I recently began my summer fieldwork in Lima, Peru, where I visited the photo exhibit Yuyanapaq, or “To Remember” in Quechua. Created by Peru’s Truth and Reconciliation Commission (TRC) in 2003, the exhibit is a compilation of photographs that document the impact of political violence on the Peruvian population in the 1980s and 1990s. It groups violent events geographically and categorically, portraying the aftermath of bombings, murders, and attacks by the Peruvian military, the Maoist group the Shining Path (Sendero Luminoso), and the other communist armed group the Tupac Amaru Revolutionary Movement (MRTA). Yuyanapaq is impressive not only in that it does not shy away from exposing the realities of violence, but in that attracts a wide range of Peruvian visitors who, upon being reminded of the country’s violent period, will hopefully work to prevent it from recurring.

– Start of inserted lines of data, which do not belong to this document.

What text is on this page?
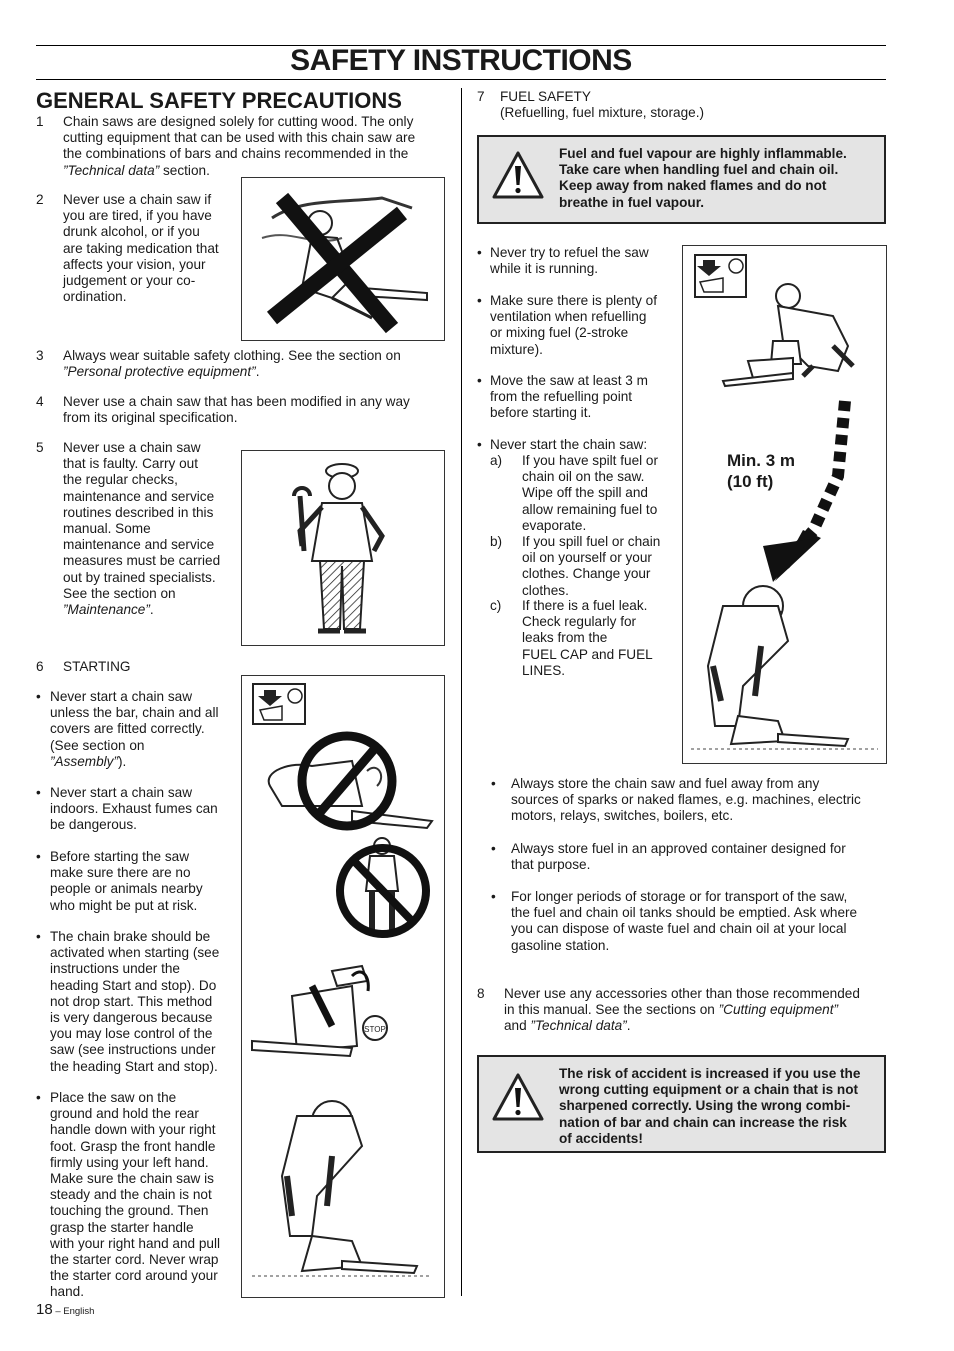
SAFETY INSTRUCTIONS
GENERAL SAFETY PRECAUTIONS
1 Chain saws are designed solely for cutting wood. The only
cutting equipment that can be used with this chain saw are
the combinations of bars and chains recommended in the
”Technical data” section.
2 Never use a chain saw if
you are tired, if you have
drunk alcohol, or if you
are taking medication that
affects your vision, your
judgement or your co-
ordination.
3 Always wear suitable safety clothing. See the section on
”Personal protective equipment”.
4 Never use a chain saw that has been modified in any way
from its original specification.
5 Never use a chain saw
that is faulty. Carry out
the regular checks,
maintenance and service
routines described in this
manual. Some
maintenance and service
measures must be carried
out by trained specialists.
See the section on
”Maintenance”.
6 STARTING
• Never start a chain saw
unless the bar, chain and all
covers are fitted correctly.
(See section on
”Assembly”).
• Never start a chain saw
indoors. Exhaust fumes can
be dangerous.
• Before starting the saw
make sure there are no
people or animals nearby
who might be put at risk.
• The chain brake should be
activated when starting (see
instructions under the
heading Start and stop). Do
not drop start. This method
is very dangerous because
you may lose control of the
saw (see instructions under
the heading Start and stop).
• Place the saw on the
ground and hold the rear
handle down with your right
foot. Grasp the front handle
firmly using your left hand.
Make sure the chain saw is
steady and the chain is not
touching the ground. Then
grasp the starter handle
with your right hand and pull
the starter cord. Never wrap
the starter cord around your
hand.
STOP
7 FUEL SAFETY
(Refuelling, fuel mixture, storage.)
Fuel and fuel vapour are highly inflammable.
Take care when handling fuel and chain oil.
Keep away from naked flames and do not
breathe in fuel vapour.
• Never try to refuel the saw
while it is running.
• Make sure there is plenty of
ventilation when refuelling
or mixing fuel (2-stroke
mixture).
• Move the saw at least 3 m
from the refuelling point
before starting it.
• Never start the chain saw:
a) If you have spilt fuel or
chain oil on the saw.
Wipe off the spill and
allow remaining fuel to
evaporate.
b) If you spill fuel or chain
oil on yourself or your
clothes. Change your
clothes.
c) If there is a fuel leak.
Check regularly for
leaks from the
FUEL CAP and FUEL
LINES.
Min. 3 m
(10 ft)
• Always store the chain saw and fuel away from any
sources of sparks or naked flames, e.g. machines, electric
motors, relays, switches, boilers, etc.
• Always store fuel in an approved container designed for
that purpose.
• For longer periods of storage or for transport of the saw,
the fuel and chain oil tanks should be emptied. Ask where
you can dispose of waste fuel and chain oil at your local
gasoline station.
8 Never use any accessories other than those recommended
in this manual. See the sections on ”Cutting equipment”
and ”Technical data”.
The risk of accident is increased if you use the
wrong cutting equipment or a chain that is not
sharpened correctly. Using the wrong combi-
nation of bar and chain can increase the risk
of accidents!
18 – English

The photos evoke Peru’s violent past, even showing physical harm done to the war’s victims. Multiple images show dead and mutilated bodies. They capture inadvertent looks of shock and awe from survivors and first responders, and the utter anguish of family members as they look over the corpses of their loved ones. The only thing that I can think to compare the exhibit to in the United States is a miniature version of the Holocaust Museum. Yet whereas in the Holocaust it was easy to place the blame on the Nazis, and even on one clear, specific perpetrator, in Peru political violence and human rights abuses were committed by both the state military and leftist armed groups such as the Shining Path. How might the moral ambiguity that this type of conflict generates help us better understand the nature of violence? Were all those who committed violent acts in the context of Peru’s war “bad people” at heart, no matter what side they were on? If not, then what pushes otherwise decent people to commit such horrific acts?